Eyeballs and Circuits


Week 2 at Science Leadership Academy’s Beeber campus saw the students begin constructing two aspects of the Root Kit: the circuit board (a JeeNode, which is a low-cost, low-power microcontroller with a radio transceiver) that controls the sensors, and the artistic housing that will cover the Root Kit outside in the garden. One group of students soldered while the other group painted.


We followed JeeLabs’ excellent step-by-step instructions to solder the microcontroller boards. The students are charged with creating their own do-it-yourself manual for creating Root Kits, and their main tips for soldering were 1) Keep track of how long the solder wire is—too long and you don’t have much control, too short and you increase the risk of burning yourself; and 2) Soldering gets easier as you go along. Definitely good advice.

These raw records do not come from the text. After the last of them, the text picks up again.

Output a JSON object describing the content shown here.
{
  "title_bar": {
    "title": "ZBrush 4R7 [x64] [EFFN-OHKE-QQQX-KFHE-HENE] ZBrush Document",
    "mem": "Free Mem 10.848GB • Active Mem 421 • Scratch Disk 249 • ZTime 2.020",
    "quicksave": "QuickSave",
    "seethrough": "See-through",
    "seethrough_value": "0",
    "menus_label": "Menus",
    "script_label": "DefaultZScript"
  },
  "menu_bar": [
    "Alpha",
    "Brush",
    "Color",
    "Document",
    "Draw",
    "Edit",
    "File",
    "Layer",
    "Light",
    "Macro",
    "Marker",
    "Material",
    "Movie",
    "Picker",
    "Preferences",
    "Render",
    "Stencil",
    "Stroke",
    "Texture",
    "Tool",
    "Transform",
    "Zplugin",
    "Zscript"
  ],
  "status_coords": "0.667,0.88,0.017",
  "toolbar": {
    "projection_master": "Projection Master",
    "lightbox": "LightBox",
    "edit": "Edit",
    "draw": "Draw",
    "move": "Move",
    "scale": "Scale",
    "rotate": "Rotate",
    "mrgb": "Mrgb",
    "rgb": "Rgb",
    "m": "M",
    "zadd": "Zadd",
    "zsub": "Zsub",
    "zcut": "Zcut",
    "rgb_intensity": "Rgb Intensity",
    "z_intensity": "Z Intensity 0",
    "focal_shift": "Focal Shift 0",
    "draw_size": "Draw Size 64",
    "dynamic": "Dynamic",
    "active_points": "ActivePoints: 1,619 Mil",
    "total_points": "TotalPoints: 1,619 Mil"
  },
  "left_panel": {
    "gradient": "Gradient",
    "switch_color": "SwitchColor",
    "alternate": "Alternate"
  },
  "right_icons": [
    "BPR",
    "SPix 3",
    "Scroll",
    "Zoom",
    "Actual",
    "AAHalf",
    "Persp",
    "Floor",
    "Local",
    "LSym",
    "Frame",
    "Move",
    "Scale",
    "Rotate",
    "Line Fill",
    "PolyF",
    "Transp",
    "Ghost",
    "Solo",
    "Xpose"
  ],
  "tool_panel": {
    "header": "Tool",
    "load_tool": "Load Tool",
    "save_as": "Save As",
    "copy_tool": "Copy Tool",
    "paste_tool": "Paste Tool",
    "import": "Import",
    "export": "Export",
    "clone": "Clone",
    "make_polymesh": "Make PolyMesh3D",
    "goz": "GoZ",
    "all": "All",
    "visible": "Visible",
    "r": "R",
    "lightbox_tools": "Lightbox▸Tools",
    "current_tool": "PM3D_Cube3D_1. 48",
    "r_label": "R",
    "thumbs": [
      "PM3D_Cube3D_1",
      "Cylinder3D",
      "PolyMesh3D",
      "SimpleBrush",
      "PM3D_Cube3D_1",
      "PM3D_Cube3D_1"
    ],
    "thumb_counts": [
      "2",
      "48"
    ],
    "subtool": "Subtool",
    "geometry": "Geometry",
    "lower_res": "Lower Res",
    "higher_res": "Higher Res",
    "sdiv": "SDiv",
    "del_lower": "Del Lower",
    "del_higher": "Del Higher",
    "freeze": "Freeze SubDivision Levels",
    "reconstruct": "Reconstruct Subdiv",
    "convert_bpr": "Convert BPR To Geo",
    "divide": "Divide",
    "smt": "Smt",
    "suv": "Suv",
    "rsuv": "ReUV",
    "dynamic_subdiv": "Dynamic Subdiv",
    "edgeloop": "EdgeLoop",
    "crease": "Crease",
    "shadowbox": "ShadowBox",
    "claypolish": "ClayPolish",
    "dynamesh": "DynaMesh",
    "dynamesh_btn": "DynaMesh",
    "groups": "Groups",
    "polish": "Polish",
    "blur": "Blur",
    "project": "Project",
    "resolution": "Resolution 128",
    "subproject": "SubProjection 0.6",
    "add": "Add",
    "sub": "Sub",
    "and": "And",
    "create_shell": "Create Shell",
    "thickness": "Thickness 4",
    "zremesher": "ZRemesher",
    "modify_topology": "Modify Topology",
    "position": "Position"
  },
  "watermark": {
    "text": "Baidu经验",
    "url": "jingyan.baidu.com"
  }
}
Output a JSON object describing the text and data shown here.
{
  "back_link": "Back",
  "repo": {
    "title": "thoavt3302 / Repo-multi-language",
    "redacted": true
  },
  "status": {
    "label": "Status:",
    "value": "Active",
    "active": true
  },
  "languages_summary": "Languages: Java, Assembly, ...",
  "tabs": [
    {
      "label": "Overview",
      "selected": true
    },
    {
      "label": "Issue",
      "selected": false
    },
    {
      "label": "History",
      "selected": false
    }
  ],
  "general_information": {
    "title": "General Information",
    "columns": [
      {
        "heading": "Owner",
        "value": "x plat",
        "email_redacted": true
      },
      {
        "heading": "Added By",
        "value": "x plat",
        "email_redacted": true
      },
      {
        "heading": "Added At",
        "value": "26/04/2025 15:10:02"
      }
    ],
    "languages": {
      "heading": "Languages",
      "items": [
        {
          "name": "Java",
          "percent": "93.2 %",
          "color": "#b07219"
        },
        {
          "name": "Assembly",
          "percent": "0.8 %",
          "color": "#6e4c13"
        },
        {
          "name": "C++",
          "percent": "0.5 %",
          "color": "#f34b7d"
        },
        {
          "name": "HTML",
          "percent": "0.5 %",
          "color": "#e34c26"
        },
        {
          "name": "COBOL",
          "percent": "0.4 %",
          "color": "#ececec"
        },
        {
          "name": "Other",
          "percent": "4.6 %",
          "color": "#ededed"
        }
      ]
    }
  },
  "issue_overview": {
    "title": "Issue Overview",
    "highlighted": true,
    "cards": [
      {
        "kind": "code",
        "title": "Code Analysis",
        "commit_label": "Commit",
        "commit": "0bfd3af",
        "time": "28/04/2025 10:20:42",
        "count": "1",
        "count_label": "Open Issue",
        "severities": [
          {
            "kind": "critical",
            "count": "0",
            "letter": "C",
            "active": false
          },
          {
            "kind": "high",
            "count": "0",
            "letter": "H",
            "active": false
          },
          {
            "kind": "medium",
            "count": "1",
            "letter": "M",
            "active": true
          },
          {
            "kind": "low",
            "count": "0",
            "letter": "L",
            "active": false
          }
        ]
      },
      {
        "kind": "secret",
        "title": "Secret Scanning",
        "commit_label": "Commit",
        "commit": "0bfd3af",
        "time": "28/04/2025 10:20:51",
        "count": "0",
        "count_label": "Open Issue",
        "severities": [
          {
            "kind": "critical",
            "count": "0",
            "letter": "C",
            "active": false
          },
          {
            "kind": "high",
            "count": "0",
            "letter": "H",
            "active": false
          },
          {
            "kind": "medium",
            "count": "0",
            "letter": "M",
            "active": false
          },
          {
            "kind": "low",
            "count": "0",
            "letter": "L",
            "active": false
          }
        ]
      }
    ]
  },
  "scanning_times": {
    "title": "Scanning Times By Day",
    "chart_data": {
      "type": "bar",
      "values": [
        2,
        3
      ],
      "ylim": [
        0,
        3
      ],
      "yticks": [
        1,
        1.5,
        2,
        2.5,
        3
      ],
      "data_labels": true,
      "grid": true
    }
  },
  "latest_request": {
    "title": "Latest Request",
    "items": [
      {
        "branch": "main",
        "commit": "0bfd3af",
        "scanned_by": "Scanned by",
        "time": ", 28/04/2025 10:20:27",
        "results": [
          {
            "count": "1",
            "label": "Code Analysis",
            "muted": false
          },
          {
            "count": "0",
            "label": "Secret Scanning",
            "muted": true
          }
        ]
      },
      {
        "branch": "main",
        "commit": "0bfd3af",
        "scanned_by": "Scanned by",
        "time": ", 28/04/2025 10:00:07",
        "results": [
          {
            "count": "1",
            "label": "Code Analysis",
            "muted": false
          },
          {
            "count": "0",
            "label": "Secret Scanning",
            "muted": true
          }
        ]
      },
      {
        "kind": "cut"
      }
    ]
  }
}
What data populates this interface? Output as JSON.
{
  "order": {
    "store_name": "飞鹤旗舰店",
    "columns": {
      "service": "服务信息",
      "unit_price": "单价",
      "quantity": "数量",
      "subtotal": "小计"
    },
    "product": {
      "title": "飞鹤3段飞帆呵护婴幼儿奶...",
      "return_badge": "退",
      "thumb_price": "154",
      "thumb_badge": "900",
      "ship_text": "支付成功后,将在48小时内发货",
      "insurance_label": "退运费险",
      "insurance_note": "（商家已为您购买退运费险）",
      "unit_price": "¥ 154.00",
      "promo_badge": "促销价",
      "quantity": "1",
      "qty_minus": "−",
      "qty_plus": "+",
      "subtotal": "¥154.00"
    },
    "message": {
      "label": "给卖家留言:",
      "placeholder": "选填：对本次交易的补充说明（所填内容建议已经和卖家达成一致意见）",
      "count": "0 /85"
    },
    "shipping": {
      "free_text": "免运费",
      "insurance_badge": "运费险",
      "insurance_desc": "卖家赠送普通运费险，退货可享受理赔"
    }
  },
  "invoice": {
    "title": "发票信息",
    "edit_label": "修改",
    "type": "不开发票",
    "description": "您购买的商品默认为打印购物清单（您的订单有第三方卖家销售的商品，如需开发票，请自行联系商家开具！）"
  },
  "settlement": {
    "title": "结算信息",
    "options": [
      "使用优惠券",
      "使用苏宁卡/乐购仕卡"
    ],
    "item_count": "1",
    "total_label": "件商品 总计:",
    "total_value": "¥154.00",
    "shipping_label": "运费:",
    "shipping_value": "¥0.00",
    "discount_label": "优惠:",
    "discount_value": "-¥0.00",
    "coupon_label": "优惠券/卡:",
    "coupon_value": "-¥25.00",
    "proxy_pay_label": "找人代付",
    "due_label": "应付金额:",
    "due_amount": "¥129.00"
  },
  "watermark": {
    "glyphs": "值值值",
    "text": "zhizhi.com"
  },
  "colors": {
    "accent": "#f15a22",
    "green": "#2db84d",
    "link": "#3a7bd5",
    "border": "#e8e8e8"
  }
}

The students also got to work on their two housing designs: an eyeball (above), and a crashed rocketship. The eyeball came together quickly: acrylic paint, some glitter glue, and a plastic bowl. It looks excellent—I hadn’t considered how these designs need to be bold and simple; they should be apparent amid garden vegetation from a third-floor classroom window 100 feet away. The eyeball achieves that. More on the rocketship design next week, as we didn’t have quite the right cutting tools for the plastic fins. Student tip for working with recycled 2-liter soda bottles: Use a base coat of white paint first, then put a color coat (in our case, silver) over top of it. The first coat doesn’t adhere well to the bottle’s plastic.

A word of advice for procuring housing materials: Dollar stores are your friend when you can’t find recycled plastics that fit your design needs. Ideally, we’d use recycled materials 100% of the time, but sometimes exceptions are made. Just make those exceptions as cheaply as possible.